生活習慣病に適したウォーキング

通常の速度による歩行と速歩を繰り返す“歩くサーキットトレーニング”について、健康づくりの基本として自治体に提案していることを話した雑誌記者から、生活習慣病によって効果的な歩き方があるのかを聞かれました。これまでにも生活習慣病の種類による運動法の違いについて語ってきたからです。ウォーキングは生活習慣病に対応する運動療法の基本となっているわけですが、それぞれの生活習慣病によって効果が得られる歩行法があるのは確かです。
ウォーキングを始めたときには平常時に比べると多くのエネルギーを、すぐに作らなければならないので、燃焼しやすいブドウ糖を先に燃焼させます。ブドウ糖が中心になって燃焼するのは10分ほどです。そのため、血糖値を下げるためには、10分間のウォーキングを何度か繰り返す方法がすすめられます。血糖値が高めの人は筋肉をつけるための強化運動も指導されることが多く、歩幅を広くした勢いのよい歩行は筋肉強化にも役立ちます。
血液中の中性脂肪が多い場合には10~15分を超える有酸素運動が必要で、30分以上のウォーキングがすすめられます。内臓脂肪がエネルギーとして使われやすいのは全力で運動をしたときの50~60%の負荷がかかった状態で、歩くスピードとしてはスタスタと腕を前後に大きく振りながら、歩幅も広くする歩き方が有効です。
LDLコレステロール値が高い人は、有酸素運動によってHDLコレステロールを増やすことでLDLコレステロールを減らすことができます。歩行数が8000歩を超えるとHDLコレステロール値が顕著に増えています。
肝機能の強化には有酸素運動が有効で、毎日20分以上、心拍数が「(200-年齢)×60~70%」の強度でのウォーキングがすすめられます。
身体的な負荷を増やすためには中強度のウォーキングである速歩を取り入れ、早く歩きにくい身体状況にある場合には2本のポールを用いて歩行するノルディックウォーキングを採用しています。

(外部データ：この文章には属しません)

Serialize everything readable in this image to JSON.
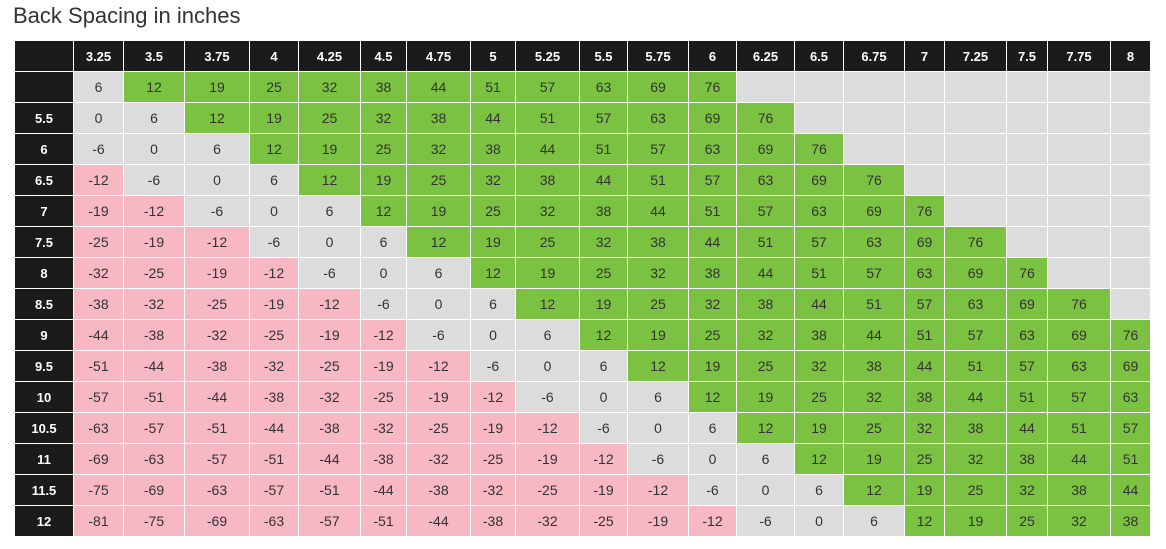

ウォーキングは歩くことで、片足が地面に触れています。これに対してジョギング、ランニングは両足が地面から同時に離れるもので、ジョギング、ランニングと比べるとウォーキングは速度も遅く、強度も弱くなっていますが、走ることに比べると身体的負荷が弱く、長く続けることができます。運動強化を高めて歩くことによって、ジョギングなどと同じ運動効果を得ることができます。
ウォーキングとジョギング(ランニング)を比べると、ジョギングのほうが心拍数の上昇が大きく、筋肉への負荷も強いことから消費エネルギー量も多いように思われがちです。しかし、実際には大股で全力歩きする中強度のウォーキングは速度が遅いにもかかわらず、同じ時間で比較すると消費エネルギー量が大幅に高くなっています。
また、ジョギングは長く続けることはできにくいものの、中強度のウキーキングは走るよりも長く続けられます。ノルディックウォーキングの場合には1時間も継続させることができます。
このような内容を、すべて紹介して健康づくりを科学的に進めてほしいとの思いから実施しているのが「インターバルウォーキング指導者」の資格認定です。